Should I [22 M] ask a girl [21 F] from my program out? I am socially dumb

Even people who aren't socially dumb have a hard time telling whether someone is interested in them outside of the current setting, especially the interest is a friendly person.

She's not really my "type" as far as those things go but I don't know if dating outside types is considered normal or ill-advised

Nothing wrong with branching out, but if you're only interested in her because of proximity and availability, while you simulateously aren't genuinely interested in her, then it is pretty unkind to lead her on. You basically feigning interest since she is an attainable target in the hopes that you may end up finding her attractive later?
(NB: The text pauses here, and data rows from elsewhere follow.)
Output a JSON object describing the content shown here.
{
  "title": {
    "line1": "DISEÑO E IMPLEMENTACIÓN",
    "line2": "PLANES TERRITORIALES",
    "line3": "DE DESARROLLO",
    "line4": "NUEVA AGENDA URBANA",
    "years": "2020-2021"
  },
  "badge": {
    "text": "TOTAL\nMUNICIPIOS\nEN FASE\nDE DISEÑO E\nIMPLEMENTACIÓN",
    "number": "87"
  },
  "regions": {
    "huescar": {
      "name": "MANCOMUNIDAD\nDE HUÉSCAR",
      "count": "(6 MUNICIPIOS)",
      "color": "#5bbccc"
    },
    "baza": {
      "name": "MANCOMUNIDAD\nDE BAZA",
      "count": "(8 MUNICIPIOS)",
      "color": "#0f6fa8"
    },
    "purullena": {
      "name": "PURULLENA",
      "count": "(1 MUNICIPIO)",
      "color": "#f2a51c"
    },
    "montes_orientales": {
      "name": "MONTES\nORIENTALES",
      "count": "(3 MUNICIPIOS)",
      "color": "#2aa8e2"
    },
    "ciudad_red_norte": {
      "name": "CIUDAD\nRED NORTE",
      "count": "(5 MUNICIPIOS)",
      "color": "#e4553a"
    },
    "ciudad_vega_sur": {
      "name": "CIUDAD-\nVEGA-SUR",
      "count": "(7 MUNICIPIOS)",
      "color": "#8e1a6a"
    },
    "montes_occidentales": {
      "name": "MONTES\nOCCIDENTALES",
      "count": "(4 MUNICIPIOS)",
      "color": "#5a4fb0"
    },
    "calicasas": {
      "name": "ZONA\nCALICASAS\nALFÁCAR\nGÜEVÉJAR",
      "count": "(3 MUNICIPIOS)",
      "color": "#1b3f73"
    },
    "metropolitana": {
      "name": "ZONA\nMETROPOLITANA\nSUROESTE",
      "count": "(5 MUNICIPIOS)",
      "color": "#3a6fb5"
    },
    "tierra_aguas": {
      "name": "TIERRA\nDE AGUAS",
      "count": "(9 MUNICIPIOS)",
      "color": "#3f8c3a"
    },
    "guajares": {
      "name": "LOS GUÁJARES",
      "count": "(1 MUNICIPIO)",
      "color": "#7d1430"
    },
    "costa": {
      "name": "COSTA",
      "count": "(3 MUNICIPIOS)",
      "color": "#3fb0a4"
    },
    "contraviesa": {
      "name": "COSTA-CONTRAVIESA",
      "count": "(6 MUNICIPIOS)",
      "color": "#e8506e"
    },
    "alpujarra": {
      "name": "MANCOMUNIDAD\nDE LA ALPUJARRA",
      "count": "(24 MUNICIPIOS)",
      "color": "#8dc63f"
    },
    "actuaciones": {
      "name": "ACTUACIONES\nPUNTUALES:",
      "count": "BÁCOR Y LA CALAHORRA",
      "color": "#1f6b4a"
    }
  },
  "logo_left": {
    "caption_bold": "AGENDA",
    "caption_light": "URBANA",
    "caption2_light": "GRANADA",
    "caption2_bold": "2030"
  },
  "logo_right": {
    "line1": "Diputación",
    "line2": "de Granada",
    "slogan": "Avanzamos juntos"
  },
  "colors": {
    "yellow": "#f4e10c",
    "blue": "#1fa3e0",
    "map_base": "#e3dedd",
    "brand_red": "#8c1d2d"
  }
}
Not cool.

But if you are genuinely interested in her but she is just simply not the type you normally end up talking to (for whatever reason), then yeah, go for it.

concern is that if things don't work out or I get rejected I will still be forced to see her for the rest of the academic year and things might get awkward or I will be labeled as predatory or something.

Alright...this is where being socially dumb can be harmfull to you so you have to work extra to be respectful of her boundaries. Hypothetically, if she wished to reject you, she might not want to embarrass you (since she will have to keep on seeing you) so she may make up an excuse why she isn't available. If that happens, just take it graciously and see if she offers an alternative date. Then let it go. Move on. As long as you only ask one time and don't pressure her or treat her rudely after the rejection, there is no reason things will be awkward unless you make them awkward. Just go back to being casual and friendly. "Predators" are the creeps who will pester a girl and purposely make her feel guilty for not giving them a chance. Don't do that and you'll be fine.

If she keeps having one-on-one conversations when she isn't obligated to, then she may very well be interested. Good luck!